1.) upper bound: pi
lower bound: 0
8sinx / sqrt(5-4cosx) dx
2.) upper bound: sqrt 3
lower bound: 0
4x / sqrt(x^2 + 1) dx
3.) upper bound: 1
lower bound: -1
(dx) / (3x-4)
To find the definite integral for each of the given functions, we can start by finding the antiderivative of the function and then evaluate it at the upper and lower bounds. Here's how you can solve each problem:
1.) The integral of 8sinx / sqrt(5-4cosx) dx:
To solve this integral, we can use the substitution method.
Let u = 5 - 4cosx
Differentiate both sides: du = 4sinx dx
Rearrange the equation: dx = du / (4sinx)

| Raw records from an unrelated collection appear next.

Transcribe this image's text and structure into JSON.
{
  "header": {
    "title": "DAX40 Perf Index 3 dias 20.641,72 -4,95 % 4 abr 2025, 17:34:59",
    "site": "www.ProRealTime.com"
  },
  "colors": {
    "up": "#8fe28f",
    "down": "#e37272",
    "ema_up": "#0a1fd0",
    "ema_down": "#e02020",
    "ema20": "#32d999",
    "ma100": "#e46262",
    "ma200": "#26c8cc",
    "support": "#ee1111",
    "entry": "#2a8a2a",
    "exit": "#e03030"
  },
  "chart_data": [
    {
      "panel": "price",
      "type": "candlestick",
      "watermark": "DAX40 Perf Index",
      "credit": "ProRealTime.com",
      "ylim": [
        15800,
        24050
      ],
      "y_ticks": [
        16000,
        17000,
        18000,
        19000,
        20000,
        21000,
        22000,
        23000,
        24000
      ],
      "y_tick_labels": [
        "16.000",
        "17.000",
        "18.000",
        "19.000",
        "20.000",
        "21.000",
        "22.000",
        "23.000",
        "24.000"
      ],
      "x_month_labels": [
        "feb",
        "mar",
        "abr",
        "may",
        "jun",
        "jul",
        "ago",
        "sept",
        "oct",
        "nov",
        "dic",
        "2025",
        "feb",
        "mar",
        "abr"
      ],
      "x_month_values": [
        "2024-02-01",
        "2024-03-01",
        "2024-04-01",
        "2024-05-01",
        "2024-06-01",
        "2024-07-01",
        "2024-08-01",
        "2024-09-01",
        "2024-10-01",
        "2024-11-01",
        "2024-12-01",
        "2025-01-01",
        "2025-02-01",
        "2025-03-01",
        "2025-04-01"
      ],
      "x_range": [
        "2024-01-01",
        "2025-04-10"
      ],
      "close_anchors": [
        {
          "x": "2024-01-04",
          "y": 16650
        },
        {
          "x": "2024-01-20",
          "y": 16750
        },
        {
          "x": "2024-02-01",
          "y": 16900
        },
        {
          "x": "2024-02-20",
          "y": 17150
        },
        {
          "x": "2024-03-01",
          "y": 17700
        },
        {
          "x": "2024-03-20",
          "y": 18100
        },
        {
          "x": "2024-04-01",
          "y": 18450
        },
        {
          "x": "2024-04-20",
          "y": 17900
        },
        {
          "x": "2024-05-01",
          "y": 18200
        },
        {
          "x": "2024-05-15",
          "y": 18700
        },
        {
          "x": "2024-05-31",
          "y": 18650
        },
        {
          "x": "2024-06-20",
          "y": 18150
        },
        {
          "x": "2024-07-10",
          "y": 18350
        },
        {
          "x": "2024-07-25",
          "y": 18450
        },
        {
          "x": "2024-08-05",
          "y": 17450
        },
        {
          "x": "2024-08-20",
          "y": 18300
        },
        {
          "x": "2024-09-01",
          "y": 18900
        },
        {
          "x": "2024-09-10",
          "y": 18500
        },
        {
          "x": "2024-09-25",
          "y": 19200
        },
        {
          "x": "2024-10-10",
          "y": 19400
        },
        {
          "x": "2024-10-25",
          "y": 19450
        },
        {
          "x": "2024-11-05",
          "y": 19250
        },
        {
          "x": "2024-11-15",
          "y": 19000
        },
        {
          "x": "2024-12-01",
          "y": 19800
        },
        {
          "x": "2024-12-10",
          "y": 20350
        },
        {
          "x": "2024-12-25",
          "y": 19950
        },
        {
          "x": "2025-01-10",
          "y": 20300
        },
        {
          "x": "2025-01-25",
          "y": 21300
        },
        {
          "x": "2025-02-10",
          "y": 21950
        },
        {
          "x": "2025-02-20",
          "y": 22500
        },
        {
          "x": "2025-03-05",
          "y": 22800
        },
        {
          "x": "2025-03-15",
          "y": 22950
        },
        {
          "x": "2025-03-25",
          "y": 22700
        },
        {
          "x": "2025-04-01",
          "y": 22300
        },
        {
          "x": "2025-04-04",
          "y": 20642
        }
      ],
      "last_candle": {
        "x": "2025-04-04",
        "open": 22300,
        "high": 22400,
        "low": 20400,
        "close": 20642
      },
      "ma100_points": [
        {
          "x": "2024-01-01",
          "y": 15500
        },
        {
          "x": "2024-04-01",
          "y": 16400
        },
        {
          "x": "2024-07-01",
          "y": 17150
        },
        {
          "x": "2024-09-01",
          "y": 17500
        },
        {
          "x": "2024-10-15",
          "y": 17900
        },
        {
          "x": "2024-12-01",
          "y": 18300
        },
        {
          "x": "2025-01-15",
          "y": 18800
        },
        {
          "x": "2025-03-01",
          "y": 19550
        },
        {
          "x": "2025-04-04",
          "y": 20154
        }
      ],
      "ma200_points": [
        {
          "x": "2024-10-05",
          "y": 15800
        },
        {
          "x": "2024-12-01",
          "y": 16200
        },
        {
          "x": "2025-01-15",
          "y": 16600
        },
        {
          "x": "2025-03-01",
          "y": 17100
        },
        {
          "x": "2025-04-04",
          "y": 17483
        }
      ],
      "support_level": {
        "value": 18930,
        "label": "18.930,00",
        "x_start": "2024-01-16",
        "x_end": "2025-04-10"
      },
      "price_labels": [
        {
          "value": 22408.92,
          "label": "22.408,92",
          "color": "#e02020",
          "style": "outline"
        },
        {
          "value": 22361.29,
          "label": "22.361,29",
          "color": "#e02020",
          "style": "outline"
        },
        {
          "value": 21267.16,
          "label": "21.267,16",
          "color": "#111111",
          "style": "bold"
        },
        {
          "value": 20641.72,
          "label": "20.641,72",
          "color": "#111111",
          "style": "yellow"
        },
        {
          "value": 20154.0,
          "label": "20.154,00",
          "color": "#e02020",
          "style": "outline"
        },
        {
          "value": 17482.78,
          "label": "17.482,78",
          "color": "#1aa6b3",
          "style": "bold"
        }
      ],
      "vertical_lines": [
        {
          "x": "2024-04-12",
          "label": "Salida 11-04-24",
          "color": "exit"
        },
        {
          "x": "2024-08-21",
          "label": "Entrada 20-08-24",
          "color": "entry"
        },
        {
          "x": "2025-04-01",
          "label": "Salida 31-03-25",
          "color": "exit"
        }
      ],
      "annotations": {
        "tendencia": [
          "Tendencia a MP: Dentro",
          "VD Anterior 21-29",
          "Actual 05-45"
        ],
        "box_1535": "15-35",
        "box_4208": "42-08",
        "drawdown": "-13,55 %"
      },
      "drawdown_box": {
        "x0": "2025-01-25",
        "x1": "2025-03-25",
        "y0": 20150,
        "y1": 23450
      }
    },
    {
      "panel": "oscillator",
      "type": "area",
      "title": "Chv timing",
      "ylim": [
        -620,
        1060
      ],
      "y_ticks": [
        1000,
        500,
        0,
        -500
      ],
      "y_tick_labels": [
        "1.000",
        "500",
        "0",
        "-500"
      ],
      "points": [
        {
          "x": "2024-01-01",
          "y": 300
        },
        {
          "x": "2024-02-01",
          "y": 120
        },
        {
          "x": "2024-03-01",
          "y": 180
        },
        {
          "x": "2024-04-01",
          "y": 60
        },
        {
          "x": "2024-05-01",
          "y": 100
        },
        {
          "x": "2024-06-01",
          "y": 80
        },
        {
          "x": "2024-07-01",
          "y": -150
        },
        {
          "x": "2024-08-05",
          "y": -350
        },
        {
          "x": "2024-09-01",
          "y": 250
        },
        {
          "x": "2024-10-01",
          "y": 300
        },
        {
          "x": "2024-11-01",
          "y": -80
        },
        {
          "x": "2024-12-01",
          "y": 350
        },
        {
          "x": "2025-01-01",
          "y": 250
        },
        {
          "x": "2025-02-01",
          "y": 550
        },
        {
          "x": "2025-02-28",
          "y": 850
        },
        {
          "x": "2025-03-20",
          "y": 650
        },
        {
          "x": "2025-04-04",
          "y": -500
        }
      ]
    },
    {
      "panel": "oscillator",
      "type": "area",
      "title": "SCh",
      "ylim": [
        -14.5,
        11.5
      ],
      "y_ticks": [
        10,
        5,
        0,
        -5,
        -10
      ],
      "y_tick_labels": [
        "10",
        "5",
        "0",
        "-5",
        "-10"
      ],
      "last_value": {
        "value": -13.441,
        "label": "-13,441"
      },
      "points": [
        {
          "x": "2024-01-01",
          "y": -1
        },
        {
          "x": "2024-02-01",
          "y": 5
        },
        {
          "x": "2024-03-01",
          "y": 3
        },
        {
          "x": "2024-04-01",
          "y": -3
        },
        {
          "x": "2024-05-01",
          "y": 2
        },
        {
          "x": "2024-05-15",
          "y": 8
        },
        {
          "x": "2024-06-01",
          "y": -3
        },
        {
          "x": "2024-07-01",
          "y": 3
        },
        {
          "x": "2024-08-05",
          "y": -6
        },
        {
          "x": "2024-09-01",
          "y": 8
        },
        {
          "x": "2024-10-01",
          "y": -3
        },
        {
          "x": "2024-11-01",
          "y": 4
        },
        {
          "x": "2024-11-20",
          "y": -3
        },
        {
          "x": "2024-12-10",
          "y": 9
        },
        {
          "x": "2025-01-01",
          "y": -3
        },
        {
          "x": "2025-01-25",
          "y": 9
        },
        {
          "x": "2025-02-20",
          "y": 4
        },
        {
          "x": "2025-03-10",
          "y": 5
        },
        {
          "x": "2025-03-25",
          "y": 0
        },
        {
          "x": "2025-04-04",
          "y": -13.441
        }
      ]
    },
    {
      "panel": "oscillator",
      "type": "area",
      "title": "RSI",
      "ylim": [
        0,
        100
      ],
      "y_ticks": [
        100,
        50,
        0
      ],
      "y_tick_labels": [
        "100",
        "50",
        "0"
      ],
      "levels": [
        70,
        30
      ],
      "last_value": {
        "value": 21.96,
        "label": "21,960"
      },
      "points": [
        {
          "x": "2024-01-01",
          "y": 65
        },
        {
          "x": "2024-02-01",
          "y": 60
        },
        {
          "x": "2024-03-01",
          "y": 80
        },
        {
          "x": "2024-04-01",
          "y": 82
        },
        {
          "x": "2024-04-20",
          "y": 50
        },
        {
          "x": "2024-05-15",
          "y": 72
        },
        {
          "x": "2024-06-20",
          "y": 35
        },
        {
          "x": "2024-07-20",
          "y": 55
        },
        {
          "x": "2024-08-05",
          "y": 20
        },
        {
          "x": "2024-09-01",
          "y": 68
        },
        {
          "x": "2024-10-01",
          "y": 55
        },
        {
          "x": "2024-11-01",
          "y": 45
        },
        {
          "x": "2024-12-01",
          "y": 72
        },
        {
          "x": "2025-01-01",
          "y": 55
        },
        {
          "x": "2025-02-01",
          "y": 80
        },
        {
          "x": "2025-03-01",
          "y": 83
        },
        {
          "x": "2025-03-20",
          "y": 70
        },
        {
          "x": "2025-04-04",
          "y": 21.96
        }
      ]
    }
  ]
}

Now substitute the values into the integral:
∫ (8sinx / sqrt(5-4cosx)) dx
= ∫ (8sinx / sqrt(u)) (du / (4sinx))
= 2∫ du / sqrt(u)
= 2√u + C, where C is the constant of integration
Substitute the value of u back in:
= 2√(5-4cosx) + C
Now evaluate the integral at the upper and lower bounds:
= 2√(5-4cos(pi)) - 2√(5-4cos(0))
= 2√(5 + 4) - 2√(5 - 4)
= 2√9 - 2√1
= 2(3) - 2(1)
= 6 - 2
= 4
Therefore, the definite integral is 4.
2.) The integral of 4x / sqrt(x^2 + 1) dx:
To solve this integral, we can use another substitution method.
Let u = x^2 + 1
Differentiate both sides: du = 2x dx
Rearrange the equation: dx = du / (2x)
Now substitute the values into the integral:
∫ (4x / sqrt(x^2 + 1)) dx
= ∫ (4x / sqrt(u)) (du / (2x))
= 2∫ du / sqrt(u)
= 2√u + C, where C is the constant of integration
Substitute the value of u back in:
= 2√(x^2 + 1) + C
Now evaluate the integral at the upper and lower bounds:
= 2√(sqrt(3)^2 + 1) - 2√(0^2 + 1)
= 2√4 - 2√1
= 2(2) - 2(1)
= 4 - 2
= 2
Therefore, the definite integral is 2.
3.) The integral of dx / (3x-4):
For this integral, we do not need any substitution method.
∫ (dx / (3x-4))
To solve this integral, we can use a logarithmic substitution:
Let u = 3x - 4
Differentiate both sides: du = 3 dx
Rearrange the equation: dx = du / 3
Now substitute the values into the integral:
∫ (dx / (3x-4))
= ∫ (du / (3u))
= (1/3) ∫ du / u
= (1/3) ln|u| + C, where C is the constant of integration
Substitute the value of u back in:
= (1/3) ln|3x-4| + C
Now evaluate the integral at the upper and lower bounds:
= (1/3) ln|3(1)-4| - (1/3) ln|3(-1)-4|
= (1/3) ln|-1| - (1/3) ln|-7|
= (1/3) ln(1) - (1/3) ln(7)
= 0 - ln(7)/3
= -ln(7)/3
Therefore, the definite integral is -ln(7)/3.